How to be a Successful Landlord

How to be a Successful Landlord

Probably no one grows up wanting to be a landlord. But you know what? It’s a lot more flexible and lucrative than many of the other careers about which people dream when they’re children.

And before long, many more people will undoubtedly wake up to the fact that owning rental properties might possibly be the most lucrative long-term investment that’s available to them on the open marketplace.

Why Be a Landlord?

Owning rental properties gives you multiple financial benefits, as well as the sort of lifestyle perks other people can only daydream about having when they’re in another career. Conditions for investors in rental properties are trending in the right direction.

“With renter households growing at a faster rate than owner households, landlords are at an advantage in the rental market,” investor Andrea Collatz writes. “With the current investment potential of real estate, you may want to take a good look at the benefits.”

The top benefits of landlording include:

  • Semi-passive monthly income
  • Tax advantages and kickbacks
  • Property value appreciation
  • Diversification of investments
  • Career freedom and flexibility

That’s just the start, though. As you build a portfolio, these benefits begin to compound. Even if you take it slowly – adding one property a year, perhaps – you can build a pretty strong portfolio over time. Eventually, your “passive” income will become enough to live on.

Five Tips for Landlording Success

In order to enjoy all the advantages of being a landlord, you have to do several things right. Here are five crucial tips for success.

1. Be Conservative with Your Numbers

When you run the numbers on a possible investment property, you should be very conservative. Always round them up rather than down.

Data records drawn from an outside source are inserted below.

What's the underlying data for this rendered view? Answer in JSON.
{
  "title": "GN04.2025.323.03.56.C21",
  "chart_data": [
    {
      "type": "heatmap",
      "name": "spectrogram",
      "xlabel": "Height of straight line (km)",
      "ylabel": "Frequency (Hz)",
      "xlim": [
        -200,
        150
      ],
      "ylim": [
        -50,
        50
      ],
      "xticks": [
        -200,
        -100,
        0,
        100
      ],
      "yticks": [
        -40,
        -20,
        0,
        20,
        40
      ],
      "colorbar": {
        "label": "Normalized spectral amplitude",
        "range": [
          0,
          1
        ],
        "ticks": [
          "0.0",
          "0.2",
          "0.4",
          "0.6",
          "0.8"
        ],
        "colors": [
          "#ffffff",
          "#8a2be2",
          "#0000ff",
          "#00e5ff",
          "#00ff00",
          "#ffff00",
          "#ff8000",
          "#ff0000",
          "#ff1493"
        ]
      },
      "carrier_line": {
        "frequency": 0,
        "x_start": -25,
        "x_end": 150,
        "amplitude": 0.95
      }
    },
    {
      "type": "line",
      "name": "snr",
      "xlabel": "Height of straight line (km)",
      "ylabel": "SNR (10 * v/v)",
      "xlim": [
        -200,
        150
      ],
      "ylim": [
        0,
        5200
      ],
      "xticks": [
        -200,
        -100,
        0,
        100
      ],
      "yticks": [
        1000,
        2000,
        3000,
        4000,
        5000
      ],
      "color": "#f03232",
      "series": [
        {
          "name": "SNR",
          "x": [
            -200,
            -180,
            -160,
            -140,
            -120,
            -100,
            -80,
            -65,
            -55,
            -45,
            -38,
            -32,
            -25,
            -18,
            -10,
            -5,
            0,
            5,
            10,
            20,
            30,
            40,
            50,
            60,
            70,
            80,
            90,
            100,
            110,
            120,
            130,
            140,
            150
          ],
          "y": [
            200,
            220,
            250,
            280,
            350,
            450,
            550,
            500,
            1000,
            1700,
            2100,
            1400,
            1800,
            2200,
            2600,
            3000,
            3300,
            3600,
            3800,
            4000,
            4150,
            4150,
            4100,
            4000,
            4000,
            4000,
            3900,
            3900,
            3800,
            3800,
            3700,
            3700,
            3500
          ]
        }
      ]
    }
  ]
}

When calculating your potential income, expect at least one month of vacancy in each year. In terms of repair costs, the general rule is that maintenance will cost 1.5 times the monthly rent. (If you charge $2,000 in rent, you’re likely to spend about $3,000 a year in maintenance.)

2. Hire a Property Manager

Don’t try to do everything on your own. Solo landlords often have a hero complex that drives them to try to do everything themselves.

This is the quickest way to burn out and compromise your investments, however. Hiring a property manager to oversee your portfolio is the best decision you could make.

They’ll handle everything, from screening tenants and collecting rent to scheduling repairs, and even handling the most unsavory facets of the job like evictions.

3. Don’t Get Emotional

When evaluating potential investment properties, it’s easy to get excited and throw out a bigger offer than you should. This is a huge mistake.

If you remember nothing else from this article, remember this: There’s no room for emotions in real estate. You make your money on a property when you buy.

If you overpay, you’re most likely never going to get that money back. Be as objective as possible and run everything through clear and concrete mathematical formulas and cash flow projections. Even if the numbers come close, if they don’t work, don’t do it.

4. Treat Your Tenants Right

Treat your tenants with kindness and respect. When they report a problem with the property, send out a maintenance crew immediately.

If they need something, pick up the phone and offer to help. Don’t berate them or disrespect their basic rights. Be a good person and you’ll attract good tenants.

5. Reinvest Your Profits

New landlords are tempted to take all their new monthly income and upgrade their lifestyle. This is another big mistake.

There will be plenty of time to upgrade your lifestyle in the future. That time is not now. The best thing you can do at this point is to reinvest your profits.

Take 100 percent of the profits you earn from your first rental property and stash it away in a separate savings account. Once that account gets big enough, buy a second property.

Next, take the profits from your two rental properties and invest those into a third (and so on). If you adopt this approach, you’ll be able to expand your portfolio much faster and eventually reach a point where you can start pulling out money to live on.

Putting it All Together

Being a successful landlord isn’t as challenging as you might fear. In a sense, it’s a formula.

Once you know the crucial elements that make up the formula, it’s just a matter of executing. And if you follow the tips outlined above, you’ll increase your chances of success.